Chapter 8: Fear, Anxiety, and Stress
Evolutionary Evidence – Visual Search Paradigm
Visual Search Paradigm from Pinkham et al. (2010)
Adapted from “The face in the crowd effect: Anger superiority when using real faces and multiple identities. ,” by A.E. Pinkham, M. Griffin, R. Baron, N.J. Sasson, and R.C. Gur, 2010, Emotion, 10(1), p. 143. (https://doi.org/10.1037/a0017387). Copyright 2010 by American Psychological Association.

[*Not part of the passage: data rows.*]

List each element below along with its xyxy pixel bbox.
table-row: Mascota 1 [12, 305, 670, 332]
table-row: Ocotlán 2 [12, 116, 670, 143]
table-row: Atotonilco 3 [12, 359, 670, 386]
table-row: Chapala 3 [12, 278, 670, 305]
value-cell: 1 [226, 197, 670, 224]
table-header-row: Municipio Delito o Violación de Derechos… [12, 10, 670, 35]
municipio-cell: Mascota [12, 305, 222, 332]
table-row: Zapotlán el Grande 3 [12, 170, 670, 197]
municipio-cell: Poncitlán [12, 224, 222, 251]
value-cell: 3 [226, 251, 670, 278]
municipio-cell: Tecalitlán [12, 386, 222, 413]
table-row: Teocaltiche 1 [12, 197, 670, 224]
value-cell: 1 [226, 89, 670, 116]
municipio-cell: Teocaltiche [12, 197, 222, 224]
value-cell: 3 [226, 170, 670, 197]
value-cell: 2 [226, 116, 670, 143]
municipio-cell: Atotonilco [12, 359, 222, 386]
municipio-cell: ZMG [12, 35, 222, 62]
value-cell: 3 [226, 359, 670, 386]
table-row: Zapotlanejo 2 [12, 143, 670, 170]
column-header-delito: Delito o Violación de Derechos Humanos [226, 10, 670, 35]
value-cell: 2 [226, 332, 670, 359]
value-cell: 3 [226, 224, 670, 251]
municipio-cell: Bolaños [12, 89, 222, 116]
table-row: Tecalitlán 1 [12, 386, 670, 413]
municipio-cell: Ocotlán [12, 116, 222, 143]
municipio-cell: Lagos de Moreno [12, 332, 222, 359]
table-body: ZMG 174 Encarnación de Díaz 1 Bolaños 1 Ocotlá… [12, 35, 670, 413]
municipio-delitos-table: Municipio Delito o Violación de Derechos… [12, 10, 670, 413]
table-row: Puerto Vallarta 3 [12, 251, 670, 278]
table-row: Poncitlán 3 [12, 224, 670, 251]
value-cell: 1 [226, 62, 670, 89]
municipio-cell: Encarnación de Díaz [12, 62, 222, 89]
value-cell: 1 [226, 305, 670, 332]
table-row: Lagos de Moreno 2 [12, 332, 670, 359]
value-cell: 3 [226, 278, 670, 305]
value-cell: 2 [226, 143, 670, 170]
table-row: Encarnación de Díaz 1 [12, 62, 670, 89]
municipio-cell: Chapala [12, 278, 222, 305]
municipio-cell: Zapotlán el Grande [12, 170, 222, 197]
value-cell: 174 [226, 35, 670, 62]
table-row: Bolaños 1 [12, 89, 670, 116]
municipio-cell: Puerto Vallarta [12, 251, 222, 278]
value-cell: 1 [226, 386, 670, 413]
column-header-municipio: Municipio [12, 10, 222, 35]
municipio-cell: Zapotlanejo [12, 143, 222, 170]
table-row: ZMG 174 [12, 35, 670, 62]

Basic emotions researchers believe that as part of the fear emotional experience, the brain, particularly the amygdala, is biased to quickly identify threatening facial expressions in other people, such as an anger facial expression. This threat-advantage bias means that over time, our brains and visual systems evolved to quickly and accurately identify threat in facial expressions and in animals our environment (Horstmann & Bauland, 2006; Öhman, Lundqvist, et al., 2001; Öhman & Mineka, 2001). Yet, Pinkham et al. (2010) findings suggest this mechanism operates best when the threatening facial expression occurs in a neutral versus emotional crowd, suggesting that mismatched emotional expressions could distract our amygdala from quickly and accurately detecting the threat.